Leveraging an online sleep program from vielife, the Virgin Pulse Institute conducted a sleep study in November 2013 with approximately 1,140 employees, all Virgin Pulse members, from three U.S.-based companies.

Researchers found that 76 percent of employees felt tired most days of the week, 40 percent of employees doze off during the day once per month, 30 percent of employees were unhappy or very unhappy with the quality or quantity of their sleep, 15 percent doze off during the day at least once per week to once per day.

The Virgin Pulse Institute study found four key themes keeping employees awake at night: worry/stress, mental activity, physical discomfort and environmental disruptors.

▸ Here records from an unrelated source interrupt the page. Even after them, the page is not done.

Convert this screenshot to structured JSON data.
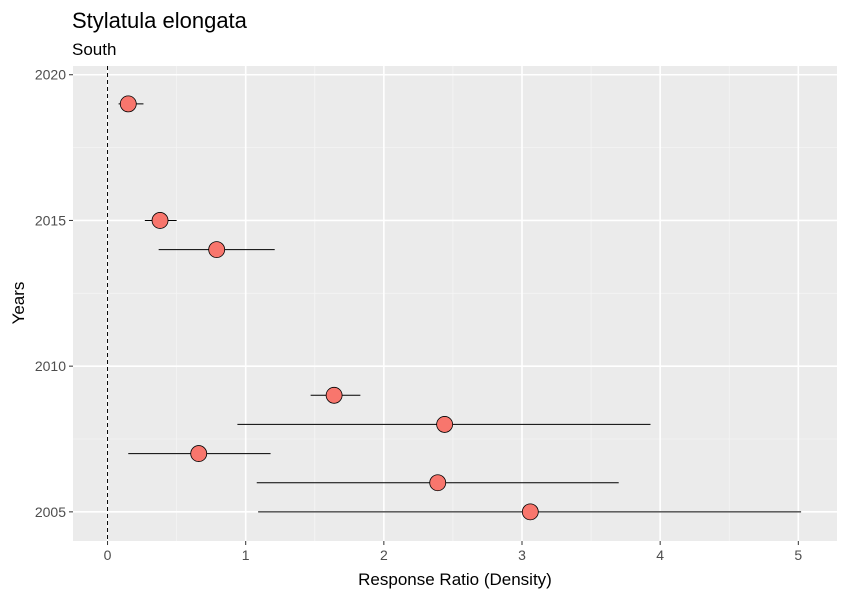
{
  "chart_data": {
    "type": "scatter",
    "title": "Stylatula elongata",
    "subtitle": "South",
    "xlabel": "Response Ratio (Density)",
    "ylabel": "Years",
    "xlim": [
      -0.25,
      5.28
    ],
    "ylim": [
      2004.0,
      2020.3
    ],
    "xticks": [
      0,
      1,
      2,
      3,
      4,
      5
    ],
    "yticks": [
      2005,
      2010,
      2015,
      2020
    ],
    "reference_line_x": 0,
    "grid": true,
    "point_color": "#f8766d",
    "panel_color": "#ebebeb",
    "series": [
      {
        "points": [
          {
            "year": 2019,
            "value": 0.15,
            "lower": 0.08,
            "upper": 0.26
          },
          {
            "year": 2015,
            "value": 0.38,
            "lower": 0.27,
            "upper": 0.5
          },
          {
            "year": 2014,
            "value": 0.79,
            "lower": 0.37,
            "upper": 1.21
          },
          {
            "year": 2009,
            "value": 1.64,
            "lower": 1.47,
            "upper": 1.83
          },
          {
            "year": 2008,
            "value": 2.44,
            "lower": 0.94,
            "upper": 3.93
          },
          {
            "year": 2007,
            "value": 0.66,
            "lower": 0.15,
            "upper": 1.18
          },
          {
            "year": 2006,
            "value": 2.39,
            "lower": 1.08,
            "upper": 3.7
          },
          {
            "year": 2005,
            "value": 3.06,
            "lower": 1.09,
            "upper": 5.02
          }
        ]
      }
    ]
  }
}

Dr. Jennifer Turgiss, a co-author of the study and director of the Virgin Pulse Institute, said, "Showing up to work sleep deprived can be the equivalent of showing up to work intoxicated. Employees who don't sleep well have poorer concentration, poorer decision making abilities, are significantly less able to cope with stressful situations, and are more likely to make unhealthy choices."

Many factors within these categories kept participants awake, including: temperature too high or too low (85.2%); their partner (71.9%); unwanted noise (68.6%); light - too bright (52.8%); mattress (40%); young children (35.9%); and medical condition that disturbs sleep (10.2%).